ANOVA Output in R

We will use the Tips data set for this example.

# load packages
library(tidyverse)
library(tidymodels)
library(knitr)

The variables of interest in this analysis are

Model fit

tip_fit <- linear_reg() |>
  set_engine("lm") |>
  fit(Tip ~ Party + Age, data = tips)

tidy(tip_fit) |>
  kable(digits = 2)
term estimate std.error statistic p.value
(Intercept) -0.17 0.37 -0.46 0.64
Party 1.84 0.12 14.76 0.00
AgeMiddle 1.01 0.41 2.47 0.01
AgeSenCit 1.39 0.48 2.86 0.00

ANOVA

Below is the ANOVA output for the model fit above.

anova(tip_fit$fit) |>
  tidy() |>
  kable(digits = 2)
term df sumsq meansq statistic p.value
Party 1 1188.64 1188.64 285.71 0.00
Age 2 38.03 19.01 4.57 0.01
Residuals 165 686.44 4.16 NA NA

We will focus on the sum of squares in this document. The sum of squares are as follows:

$$

\[\begin{aligned} &SS_{Party} = 1188.64 \\ &SS_{Age|Party} = 38.03 \\ &SS_{Error} = SS_{Residuals} = 686.44 \\ &SS_{Total} = 1913.11 \end{aligned}\]

$$

Sum of squares in ANOVA table

R uses a sequential method to calculate sum of squares for the variables in the model. This means that the sum of squares attributed to each variable is the variation in the response explained by that variable after accounting for the total variation explained by the other variables already in the model.

The order of the sequence is determined by the order of the variables in the model fit code. This order is reflected in the order the variables appear in the ANOVA output. The sequential sum of squares attributed to each variable will change if the order of the variables in the model changes; however, the sum of squares attributed to the model overall will not change, regardless of the order of the variables.

Let’s take a look at the sum of squares for Party, the first variable in the model. This value is calculated as the total variation in Tips explained by Party only. We can calculate this value by looking at the ANOVA table for simple linear regression model where Party is the only predictor.

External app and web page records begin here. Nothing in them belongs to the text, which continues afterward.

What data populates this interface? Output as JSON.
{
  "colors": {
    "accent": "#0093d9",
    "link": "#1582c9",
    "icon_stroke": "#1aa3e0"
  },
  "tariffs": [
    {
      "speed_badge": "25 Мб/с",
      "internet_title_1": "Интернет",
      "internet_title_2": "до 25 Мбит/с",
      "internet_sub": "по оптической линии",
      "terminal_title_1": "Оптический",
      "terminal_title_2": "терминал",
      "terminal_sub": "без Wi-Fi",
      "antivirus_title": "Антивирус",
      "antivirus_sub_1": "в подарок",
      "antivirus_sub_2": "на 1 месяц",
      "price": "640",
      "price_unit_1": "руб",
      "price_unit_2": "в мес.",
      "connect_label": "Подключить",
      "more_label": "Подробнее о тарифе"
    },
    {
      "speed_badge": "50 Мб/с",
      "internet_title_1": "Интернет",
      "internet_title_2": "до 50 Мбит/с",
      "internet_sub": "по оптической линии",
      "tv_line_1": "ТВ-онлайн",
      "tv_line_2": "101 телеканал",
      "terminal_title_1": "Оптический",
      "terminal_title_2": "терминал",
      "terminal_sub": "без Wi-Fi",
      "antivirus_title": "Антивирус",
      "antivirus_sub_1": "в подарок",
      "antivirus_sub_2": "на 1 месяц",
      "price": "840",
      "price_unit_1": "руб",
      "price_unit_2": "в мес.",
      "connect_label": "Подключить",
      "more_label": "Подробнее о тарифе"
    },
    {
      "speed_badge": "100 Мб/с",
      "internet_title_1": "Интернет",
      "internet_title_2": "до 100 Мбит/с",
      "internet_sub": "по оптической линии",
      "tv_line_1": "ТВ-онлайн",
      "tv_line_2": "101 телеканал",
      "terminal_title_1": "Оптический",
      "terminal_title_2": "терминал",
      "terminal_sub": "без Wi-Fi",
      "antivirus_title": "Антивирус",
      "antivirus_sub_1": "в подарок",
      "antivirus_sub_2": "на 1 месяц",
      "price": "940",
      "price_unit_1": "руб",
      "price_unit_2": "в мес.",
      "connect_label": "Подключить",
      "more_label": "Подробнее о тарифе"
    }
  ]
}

party_fit <- linear_reg() |>
  set_engine("lm") |>
  fit(Tip ~ Party, data = tips)

anova(party_fit$fit) |>
  tidy() |>
  kable(digits = 2)
term df sumsq meansq statistic p.value
Party 1 1188.64 1188.64 274 0
Residuals 167 724.47 4.34 NA NA

Notice that the sum of squares in this table is the value of \(SS_{Party}\) above.

Next, let’s add Age to the model. The sum of squares associated with Age is the additional variation in Tips explained by Age after accounting for variation explained by Party. This can be understood as the additional model variation in the model with Party and Age compared to a model that only includes Party. We can calculate this additional variation as follows:

anova(party_fit$fit, tip_fit$fit) |>
  tidy() |>
  kable(digits = 2)
term df.residual rss df sumsq statistic p.value
Tip ~ Party 167 724.47 NA NA NA NA
Tip ~ Party + Age 165 686.44 2 38.03 4.57 0.01

Notice that the sum of squares in this table is the value of \(SS_{Age|Party}\) above.

Note

When we input two model is the anova() function, e.g., anova(Model 1, Model 2), the output produced is the additional sum of squares accounted for by the new variable(s) in Model 2 after accounting for the variables in Model 1. In this case, it is the additional sum of squares accounted for by Age after accounting for Party.

When we use the ANOVA table, we are most interested in the variation in the response explained by the entire model, not the contribution from each variable. Therefore, we will primarily consider the \(SS_{Model}\), Sum of Squares Model. Because sum of squares are additive, it can be calculated as

\[ \begin{aligned} SS_{Model} &= SS_{Total} - SS_{Error} \\ &= 1913.11 - 686.44 \\ & = 1226.67 \end{aligned} \]It can also be calculated as

\[ \begin{aligned} SS_{Model} &= SS_{Party} + SS_{Age | Party} \\ & = 1188.64 + 38.03 \\ & = 1226.67 \end{aligned} \]